IREF - Institute for Research in Economic and Fiscal issues
Fiscal competition and economic freedom
It is summertime and everyone is happy to take a brake from what has been a terribly tormented spring. Many of our European politicians and policy advisers (IMF) feel satisfied—or at least claim to be—that they have done the right thing and kept the boat afloat. Now, they say, we just have to consolidate the job to make sure that a new big financial crisis, spurred by disastrous public finance in many EU countries, will not blow in our faces.
The “stress test” imposed to the largest banks in the EU is part of that consolidation. It is also part of a new myth rapidly spreading: the market can’t value correctly the balance sheet of a company and, following an initiative of our politicians, we will finally know which banks are in good health (84 out of 91 tested) and which ones need—let’s bet that this will be the conclusion—a hand from the Member States in order to avoid the risk of a new “systemic” crisis.
If we are suspicious of the conclusions provided by those “stress tests”, we must however congratulate our politicians for indirectly admitting that the situation is stressing! For the bail out plans set up in the spring are far from solving the problems and, indeed, it is stressing to live with such a sword of Damocles over our heads. What will happen if the situation in Greece, Portugal, Spain, Italy and now Hungary is not improving fast? Difficult, even for the market, to predict what the issue could be. And I doubt that the experts who run the “stress test” know much more than the individuals who will potentially lose all their wealth in a new crisis.
So, instead of running dubious “stress tests”, we should be asking ourselves whether the emergency plan decided in May and June should not be supplemented by—or replaced with—a true change of policy that would place Greece and the EU on a more promising route.
In a recent piece publish in the Wall Street Journal Europe, the economist, Steve Hanke from The Johns Hopkins University and Cato Institute suggests that Greece follow the route taken by New Zealand in the eighties.

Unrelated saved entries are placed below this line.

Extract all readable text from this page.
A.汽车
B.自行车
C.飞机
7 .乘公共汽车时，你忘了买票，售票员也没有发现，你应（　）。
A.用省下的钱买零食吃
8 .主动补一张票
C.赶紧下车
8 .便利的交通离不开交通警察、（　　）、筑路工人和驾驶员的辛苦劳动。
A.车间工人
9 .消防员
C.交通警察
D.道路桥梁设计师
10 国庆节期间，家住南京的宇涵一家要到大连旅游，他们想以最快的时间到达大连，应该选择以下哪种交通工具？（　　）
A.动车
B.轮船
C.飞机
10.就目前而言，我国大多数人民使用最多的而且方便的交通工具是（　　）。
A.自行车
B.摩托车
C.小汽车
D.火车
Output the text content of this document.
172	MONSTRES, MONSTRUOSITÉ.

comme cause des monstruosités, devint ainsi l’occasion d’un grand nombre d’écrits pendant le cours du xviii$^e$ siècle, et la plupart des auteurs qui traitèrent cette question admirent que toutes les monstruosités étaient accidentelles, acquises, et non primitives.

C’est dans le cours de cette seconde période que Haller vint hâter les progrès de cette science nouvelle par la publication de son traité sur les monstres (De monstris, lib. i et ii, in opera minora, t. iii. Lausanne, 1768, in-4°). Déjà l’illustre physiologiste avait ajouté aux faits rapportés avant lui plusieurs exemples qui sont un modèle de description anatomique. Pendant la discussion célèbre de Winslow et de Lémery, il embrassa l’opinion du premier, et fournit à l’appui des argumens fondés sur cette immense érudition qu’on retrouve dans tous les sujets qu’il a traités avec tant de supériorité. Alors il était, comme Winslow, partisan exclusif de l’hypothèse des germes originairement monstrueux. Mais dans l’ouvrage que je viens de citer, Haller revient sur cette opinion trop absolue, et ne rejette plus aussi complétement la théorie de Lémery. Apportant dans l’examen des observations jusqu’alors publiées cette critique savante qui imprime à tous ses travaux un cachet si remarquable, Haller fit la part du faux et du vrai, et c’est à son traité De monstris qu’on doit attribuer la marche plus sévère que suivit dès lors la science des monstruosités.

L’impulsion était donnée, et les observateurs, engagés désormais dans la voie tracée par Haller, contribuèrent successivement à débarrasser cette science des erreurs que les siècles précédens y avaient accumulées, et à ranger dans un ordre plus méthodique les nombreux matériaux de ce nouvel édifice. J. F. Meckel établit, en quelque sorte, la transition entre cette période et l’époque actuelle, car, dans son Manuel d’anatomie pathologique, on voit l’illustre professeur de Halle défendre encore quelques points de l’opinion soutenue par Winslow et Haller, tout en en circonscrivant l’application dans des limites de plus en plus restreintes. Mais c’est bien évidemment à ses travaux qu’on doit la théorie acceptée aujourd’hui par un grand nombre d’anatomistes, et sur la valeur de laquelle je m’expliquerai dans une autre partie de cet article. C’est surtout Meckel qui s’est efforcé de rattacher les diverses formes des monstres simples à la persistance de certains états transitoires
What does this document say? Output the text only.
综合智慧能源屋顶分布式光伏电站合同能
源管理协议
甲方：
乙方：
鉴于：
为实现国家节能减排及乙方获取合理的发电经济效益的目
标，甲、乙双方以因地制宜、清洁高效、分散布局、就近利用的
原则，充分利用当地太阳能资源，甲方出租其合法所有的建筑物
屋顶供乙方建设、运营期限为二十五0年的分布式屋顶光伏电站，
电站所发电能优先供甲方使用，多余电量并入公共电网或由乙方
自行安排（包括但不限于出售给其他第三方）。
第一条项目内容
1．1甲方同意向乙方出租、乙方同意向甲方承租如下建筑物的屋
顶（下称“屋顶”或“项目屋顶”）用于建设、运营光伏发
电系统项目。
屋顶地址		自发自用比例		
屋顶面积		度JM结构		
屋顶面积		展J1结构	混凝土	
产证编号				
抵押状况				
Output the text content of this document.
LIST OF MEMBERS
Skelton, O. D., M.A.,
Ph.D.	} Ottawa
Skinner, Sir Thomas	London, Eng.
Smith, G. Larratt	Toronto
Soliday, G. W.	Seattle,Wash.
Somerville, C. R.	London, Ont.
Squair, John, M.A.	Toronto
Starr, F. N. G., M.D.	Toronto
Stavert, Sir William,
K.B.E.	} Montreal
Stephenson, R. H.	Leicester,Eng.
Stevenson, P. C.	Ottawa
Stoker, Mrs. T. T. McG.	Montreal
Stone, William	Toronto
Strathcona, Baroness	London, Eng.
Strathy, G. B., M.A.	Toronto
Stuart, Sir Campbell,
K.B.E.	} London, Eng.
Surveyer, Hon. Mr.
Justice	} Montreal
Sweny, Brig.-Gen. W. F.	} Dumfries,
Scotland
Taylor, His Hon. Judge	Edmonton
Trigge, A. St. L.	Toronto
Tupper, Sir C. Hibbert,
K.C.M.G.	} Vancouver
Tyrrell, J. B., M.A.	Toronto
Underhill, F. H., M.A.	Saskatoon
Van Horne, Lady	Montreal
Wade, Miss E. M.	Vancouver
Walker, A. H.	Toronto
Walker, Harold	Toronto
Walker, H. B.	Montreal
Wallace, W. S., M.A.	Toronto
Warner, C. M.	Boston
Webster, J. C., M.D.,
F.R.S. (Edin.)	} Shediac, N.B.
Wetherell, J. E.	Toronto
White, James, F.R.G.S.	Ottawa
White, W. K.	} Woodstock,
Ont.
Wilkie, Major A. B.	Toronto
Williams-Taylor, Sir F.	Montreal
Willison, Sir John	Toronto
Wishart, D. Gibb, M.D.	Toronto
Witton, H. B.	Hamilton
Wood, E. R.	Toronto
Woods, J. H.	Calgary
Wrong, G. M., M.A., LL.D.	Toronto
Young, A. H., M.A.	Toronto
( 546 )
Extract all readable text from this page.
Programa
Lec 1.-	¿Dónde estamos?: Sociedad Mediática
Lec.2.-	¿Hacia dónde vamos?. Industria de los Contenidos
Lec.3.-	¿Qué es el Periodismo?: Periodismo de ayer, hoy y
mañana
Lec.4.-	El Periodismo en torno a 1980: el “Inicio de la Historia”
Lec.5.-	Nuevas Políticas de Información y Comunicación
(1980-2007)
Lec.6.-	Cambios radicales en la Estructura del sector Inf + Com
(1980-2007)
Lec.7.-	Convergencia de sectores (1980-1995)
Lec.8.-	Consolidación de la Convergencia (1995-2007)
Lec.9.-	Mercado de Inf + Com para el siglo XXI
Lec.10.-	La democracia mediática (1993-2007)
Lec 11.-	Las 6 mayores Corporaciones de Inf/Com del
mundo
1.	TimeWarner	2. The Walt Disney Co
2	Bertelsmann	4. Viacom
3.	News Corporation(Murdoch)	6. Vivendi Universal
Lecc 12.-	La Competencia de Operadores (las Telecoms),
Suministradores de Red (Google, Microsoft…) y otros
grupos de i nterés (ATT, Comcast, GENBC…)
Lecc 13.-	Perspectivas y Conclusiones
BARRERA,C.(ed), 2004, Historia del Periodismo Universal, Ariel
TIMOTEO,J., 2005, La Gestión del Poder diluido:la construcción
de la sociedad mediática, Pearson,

In 1984, a labour government was elected in New Zealand to succeed a National Party that had piled up disastrous and ruinous policies. What Roger Douglas and his team did then was not to impose an austerity plan à la Papandreou but a radical change; a supply-side “big bang”.
Greece could do the same and Steve Hanke presents what could be the main pillars of a Greek Big Bang. First, reschedule the debt. Second, eliminate employers’ contribution to the payroll taxes (currently 28% of wages). Third, eliminate the two preferential VAT rates to keep only the “normal” one that could be slightly lowered from its actual 23% level. As a result, Greece competitiveness will be greatly increased; savings will increase, and if consumption will drop, so will the debt.
Being a renown specialist in monetary policy, Steve Hanke also points out that such a policy would be much more effective than getting out of the Euro and devaluating the Greek currency. This last scenario is likely to be, unfortunately, the second best scenario of many political leaders.
So, as they are about to enjoy what they take to be well deserved vacations, our leaders should not be hypnotised by the result of the “stress tests” that tell us that most European banks are safe. They should instead reflect on the policies that enable countries such as New Zealand or Ireland to avoid bankruptcy in the past by introducing pro-market reforms. Those experiences teach us that austerity, if sometimes necessary, is not the panacea. What needs to be done is to stimulate wealth creation with a stable money, lower tax rates and more open markets.